Japanese poetry organization

The Association of Haiku Poets (俳人協会) is a Japanese professional association of haiku poets and enthusiasts. It was founded in 1961 by a group of haiku poets that separated from the Modern Haiku Association. The association manages the Museum of Haiku Literature in Tokyo.

==Past presidents==
- Nakamura Kusatao (1961-1962)
- Shūōshi Mizuhara (1962-1978)
- Rinka Ohno (1978-1982)
- Atsushi Azumi (1982-1987)
- Kin'ichi Sawaki (1987-1993)
- Tetsunosuke Matsuzaki (1993-2002)
- Takaha Shugyo (2002-2017)
- Akira Ohkushi (2017- )

==Museum of Haiku Literature==
A library specializing in haiku books was completed in Hyakunincho, Shinjuku-ku, Tokyo in 1977 at the initiative of the Haiku Poet Association.
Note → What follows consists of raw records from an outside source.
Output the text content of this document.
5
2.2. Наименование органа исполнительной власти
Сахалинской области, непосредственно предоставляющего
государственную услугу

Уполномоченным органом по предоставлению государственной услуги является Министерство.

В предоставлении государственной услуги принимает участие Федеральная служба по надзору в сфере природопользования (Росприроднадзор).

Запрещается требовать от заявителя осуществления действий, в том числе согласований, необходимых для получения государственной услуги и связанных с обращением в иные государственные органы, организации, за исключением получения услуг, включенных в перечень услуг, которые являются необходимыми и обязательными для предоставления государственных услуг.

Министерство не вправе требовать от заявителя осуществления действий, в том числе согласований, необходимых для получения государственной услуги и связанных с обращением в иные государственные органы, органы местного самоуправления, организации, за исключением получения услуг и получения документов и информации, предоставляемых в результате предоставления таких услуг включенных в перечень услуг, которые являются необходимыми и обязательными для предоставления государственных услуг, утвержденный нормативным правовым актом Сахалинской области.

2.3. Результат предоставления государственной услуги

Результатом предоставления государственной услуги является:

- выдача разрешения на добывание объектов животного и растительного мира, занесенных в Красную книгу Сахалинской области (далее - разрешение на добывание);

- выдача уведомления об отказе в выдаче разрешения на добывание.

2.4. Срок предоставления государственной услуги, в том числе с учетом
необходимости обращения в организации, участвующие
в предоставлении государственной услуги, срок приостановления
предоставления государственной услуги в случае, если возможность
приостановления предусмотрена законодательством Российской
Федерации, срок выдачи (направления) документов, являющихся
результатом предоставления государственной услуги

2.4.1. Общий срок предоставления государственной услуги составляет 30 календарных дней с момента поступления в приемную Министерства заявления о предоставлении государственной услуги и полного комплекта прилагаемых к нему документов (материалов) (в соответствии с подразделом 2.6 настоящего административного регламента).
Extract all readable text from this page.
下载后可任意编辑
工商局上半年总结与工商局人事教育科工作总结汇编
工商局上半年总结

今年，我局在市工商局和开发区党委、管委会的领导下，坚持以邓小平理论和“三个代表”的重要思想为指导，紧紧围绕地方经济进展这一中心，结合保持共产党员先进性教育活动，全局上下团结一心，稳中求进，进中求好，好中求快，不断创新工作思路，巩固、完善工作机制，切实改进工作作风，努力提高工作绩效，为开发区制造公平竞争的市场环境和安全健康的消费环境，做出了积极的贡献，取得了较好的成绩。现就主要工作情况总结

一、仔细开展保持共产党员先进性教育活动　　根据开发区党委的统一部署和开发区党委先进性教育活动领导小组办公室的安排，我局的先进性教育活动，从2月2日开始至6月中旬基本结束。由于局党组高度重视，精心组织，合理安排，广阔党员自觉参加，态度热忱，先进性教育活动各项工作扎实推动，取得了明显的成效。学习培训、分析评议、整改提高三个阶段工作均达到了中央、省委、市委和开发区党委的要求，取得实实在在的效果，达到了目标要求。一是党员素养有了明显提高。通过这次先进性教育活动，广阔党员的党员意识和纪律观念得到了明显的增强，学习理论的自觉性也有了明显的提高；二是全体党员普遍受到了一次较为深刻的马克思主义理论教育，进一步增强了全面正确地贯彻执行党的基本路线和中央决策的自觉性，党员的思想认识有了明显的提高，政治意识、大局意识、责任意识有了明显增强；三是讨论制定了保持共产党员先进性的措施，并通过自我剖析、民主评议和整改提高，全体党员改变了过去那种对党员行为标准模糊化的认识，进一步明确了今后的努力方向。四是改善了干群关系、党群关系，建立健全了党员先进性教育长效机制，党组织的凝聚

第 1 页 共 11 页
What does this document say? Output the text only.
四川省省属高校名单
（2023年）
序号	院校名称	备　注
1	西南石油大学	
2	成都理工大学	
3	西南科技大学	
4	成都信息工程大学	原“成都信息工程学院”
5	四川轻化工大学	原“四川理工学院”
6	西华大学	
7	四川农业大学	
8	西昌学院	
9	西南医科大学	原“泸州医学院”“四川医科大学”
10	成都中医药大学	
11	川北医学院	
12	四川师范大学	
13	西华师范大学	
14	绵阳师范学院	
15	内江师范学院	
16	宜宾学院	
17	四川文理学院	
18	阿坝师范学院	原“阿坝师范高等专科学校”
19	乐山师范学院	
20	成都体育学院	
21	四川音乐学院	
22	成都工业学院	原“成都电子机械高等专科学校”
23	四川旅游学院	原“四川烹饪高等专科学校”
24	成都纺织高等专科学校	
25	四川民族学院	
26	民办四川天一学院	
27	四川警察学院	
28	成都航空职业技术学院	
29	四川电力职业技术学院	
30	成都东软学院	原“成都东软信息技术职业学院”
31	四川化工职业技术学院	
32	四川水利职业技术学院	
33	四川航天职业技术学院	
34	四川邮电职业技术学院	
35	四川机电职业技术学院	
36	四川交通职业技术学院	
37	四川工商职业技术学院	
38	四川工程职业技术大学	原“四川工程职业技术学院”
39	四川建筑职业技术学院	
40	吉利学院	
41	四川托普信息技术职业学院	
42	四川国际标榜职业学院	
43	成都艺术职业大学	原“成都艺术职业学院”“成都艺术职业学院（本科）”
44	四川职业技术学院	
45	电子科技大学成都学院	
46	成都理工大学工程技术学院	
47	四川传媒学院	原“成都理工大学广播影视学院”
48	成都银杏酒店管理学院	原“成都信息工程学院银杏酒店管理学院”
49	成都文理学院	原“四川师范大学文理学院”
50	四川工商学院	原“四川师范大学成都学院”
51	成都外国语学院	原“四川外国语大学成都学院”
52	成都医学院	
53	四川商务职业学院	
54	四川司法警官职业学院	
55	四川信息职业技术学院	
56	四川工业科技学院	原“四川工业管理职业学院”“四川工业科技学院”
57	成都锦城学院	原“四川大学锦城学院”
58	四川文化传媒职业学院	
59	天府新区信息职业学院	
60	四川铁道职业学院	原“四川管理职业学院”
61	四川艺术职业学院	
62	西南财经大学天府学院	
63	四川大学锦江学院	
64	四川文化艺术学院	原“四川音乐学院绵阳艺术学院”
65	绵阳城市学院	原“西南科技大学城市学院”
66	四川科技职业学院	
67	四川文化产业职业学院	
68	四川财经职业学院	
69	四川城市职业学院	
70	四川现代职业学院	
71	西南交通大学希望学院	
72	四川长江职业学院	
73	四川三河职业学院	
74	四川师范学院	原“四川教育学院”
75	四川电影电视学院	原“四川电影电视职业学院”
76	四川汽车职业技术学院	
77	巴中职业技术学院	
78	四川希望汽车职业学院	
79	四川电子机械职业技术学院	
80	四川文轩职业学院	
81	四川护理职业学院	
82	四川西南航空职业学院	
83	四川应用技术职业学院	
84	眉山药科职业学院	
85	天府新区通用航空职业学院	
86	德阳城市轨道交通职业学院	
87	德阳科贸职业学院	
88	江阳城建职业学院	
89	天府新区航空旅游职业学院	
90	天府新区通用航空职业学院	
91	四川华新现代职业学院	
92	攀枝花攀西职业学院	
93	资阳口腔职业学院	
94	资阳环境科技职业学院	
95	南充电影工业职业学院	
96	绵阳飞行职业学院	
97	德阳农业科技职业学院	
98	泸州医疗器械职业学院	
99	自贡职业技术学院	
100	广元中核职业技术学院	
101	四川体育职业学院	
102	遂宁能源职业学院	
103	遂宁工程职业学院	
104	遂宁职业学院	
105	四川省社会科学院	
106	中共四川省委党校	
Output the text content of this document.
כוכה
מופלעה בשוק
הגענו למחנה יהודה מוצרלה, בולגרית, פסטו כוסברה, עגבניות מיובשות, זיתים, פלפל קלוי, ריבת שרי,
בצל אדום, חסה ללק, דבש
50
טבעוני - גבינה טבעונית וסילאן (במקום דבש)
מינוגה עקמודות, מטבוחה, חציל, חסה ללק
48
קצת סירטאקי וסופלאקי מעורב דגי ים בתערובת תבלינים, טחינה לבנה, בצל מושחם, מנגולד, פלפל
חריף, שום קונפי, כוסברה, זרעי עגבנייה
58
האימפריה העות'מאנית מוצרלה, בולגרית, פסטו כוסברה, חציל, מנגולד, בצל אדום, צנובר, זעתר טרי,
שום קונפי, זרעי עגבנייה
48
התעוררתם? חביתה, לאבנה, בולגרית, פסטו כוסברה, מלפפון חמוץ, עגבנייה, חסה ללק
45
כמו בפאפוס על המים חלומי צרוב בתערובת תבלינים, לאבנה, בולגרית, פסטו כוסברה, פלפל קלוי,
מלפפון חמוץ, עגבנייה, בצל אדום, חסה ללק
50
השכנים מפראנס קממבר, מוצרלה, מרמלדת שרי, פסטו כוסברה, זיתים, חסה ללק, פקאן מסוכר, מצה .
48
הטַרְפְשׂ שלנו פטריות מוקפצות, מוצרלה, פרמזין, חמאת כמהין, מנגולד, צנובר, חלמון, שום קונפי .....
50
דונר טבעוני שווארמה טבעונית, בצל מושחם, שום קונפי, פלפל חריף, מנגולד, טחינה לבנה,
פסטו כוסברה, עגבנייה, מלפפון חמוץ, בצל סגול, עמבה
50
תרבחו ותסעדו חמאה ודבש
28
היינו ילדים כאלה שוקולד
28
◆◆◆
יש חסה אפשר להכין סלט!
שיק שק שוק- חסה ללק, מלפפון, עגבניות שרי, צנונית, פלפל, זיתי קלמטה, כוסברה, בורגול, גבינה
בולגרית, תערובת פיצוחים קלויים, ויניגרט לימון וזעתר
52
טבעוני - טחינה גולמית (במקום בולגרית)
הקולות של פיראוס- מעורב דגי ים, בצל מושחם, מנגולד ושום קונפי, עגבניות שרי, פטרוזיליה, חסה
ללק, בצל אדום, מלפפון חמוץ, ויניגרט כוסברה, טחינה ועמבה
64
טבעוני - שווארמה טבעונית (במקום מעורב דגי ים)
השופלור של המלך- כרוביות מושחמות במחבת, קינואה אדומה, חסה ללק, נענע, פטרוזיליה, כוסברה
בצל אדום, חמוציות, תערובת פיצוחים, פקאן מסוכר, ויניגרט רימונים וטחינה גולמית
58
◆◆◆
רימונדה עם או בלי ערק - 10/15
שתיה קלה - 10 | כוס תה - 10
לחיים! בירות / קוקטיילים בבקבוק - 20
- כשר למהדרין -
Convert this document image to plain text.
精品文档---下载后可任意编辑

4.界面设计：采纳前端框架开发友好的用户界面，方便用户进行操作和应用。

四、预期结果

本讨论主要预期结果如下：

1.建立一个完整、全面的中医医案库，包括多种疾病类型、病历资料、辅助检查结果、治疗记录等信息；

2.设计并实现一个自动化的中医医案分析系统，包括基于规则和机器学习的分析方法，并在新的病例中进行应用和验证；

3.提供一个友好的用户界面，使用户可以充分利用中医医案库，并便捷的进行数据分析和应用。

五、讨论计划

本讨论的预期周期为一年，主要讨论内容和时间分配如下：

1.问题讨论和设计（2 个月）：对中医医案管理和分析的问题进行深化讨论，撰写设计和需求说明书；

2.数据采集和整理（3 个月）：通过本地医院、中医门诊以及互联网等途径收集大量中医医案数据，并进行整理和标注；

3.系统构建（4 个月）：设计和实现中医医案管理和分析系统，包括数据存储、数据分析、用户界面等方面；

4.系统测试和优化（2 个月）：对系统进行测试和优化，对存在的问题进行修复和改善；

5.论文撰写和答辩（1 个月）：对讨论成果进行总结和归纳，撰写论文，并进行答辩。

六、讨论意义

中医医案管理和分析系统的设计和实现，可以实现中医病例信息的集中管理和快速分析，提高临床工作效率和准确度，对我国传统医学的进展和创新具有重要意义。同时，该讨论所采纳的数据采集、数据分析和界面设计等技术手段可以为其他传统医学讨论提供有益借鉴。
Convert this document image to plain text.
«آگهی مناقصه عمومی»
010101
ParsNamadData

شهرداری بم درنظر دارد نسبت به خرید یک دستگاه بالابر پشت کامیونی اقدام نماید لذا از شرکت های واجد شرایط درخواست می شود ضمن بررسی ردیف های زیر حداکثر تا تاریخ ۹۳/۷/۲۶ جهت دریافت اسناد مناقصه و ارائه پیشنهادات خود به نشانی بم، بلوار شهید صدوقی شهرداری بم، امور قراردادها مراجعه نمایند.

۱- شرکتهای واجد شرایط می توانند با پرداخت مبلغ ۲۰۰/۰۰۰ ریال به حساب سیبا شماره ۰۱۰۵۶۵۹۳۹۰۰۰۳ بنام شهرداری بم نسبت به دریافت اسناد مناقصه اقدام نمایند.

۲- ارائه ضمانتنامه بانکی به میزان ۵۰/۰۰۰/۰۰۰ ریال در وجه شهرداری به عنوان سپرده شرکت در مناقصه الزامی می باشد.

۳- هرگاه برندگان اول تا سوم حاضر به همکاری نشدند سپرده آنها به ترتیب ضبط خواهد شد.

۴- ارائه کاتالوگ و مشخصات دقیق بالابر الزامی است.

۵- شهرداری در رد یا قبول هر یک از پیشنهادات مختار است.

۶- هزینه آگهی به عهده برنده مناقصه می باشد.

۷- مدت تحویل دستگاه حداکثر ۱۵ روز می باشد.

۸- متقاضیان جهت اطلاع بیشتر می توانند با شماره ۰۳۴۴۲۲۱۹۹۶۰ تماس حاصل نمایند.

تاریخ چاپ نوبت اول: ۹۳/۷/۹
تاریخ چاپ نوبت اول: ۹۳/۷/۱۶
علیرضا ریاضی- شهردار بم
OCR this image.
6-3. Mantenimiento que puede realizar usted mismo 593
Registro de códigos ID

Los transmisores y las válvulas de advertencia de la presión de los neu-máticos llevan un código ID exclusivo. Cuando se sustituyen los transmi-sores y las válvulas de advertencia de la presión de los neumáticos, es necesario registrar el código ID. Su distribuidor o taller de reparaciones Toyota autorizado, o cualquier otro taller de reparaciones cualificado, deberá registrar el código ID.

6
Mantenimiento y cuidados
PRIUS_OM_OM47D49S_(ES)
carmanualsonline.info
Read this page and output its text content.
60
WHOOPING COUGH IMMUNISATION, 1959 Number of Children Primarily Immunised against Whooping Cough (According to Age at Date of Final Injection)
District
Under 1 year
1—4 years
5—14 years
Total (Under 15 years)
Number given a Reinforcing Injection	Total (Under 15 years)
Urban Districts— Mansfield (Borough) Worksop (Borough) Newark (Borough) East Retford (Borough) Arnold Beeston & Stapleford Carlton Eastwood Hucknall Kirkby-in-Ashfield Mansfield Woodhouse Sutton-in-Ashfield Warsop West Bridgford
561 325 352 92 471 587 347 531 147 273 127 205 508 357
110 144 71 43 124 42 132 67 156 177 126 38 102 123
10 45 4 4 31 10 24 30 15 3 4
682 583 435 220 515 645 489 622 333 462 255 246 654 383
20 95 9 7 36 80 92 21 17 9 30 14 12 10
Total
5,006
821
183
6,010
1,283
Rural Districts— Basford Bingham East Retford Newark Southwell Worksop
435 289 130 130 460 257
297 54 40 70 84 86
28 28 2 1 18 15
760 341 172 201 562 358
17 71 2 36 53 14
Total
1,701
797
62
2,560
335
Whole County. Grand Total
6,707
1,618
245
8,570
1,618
The main purpose is to collect, preserve, display, and view materials related to haiku. The building has four floors above ground and three below ground, with the Haiku Poet Association's office on the first and second floors. As of 2011, the library's collection includes over 54,000 haiku collections and 331,000 haiku magazines.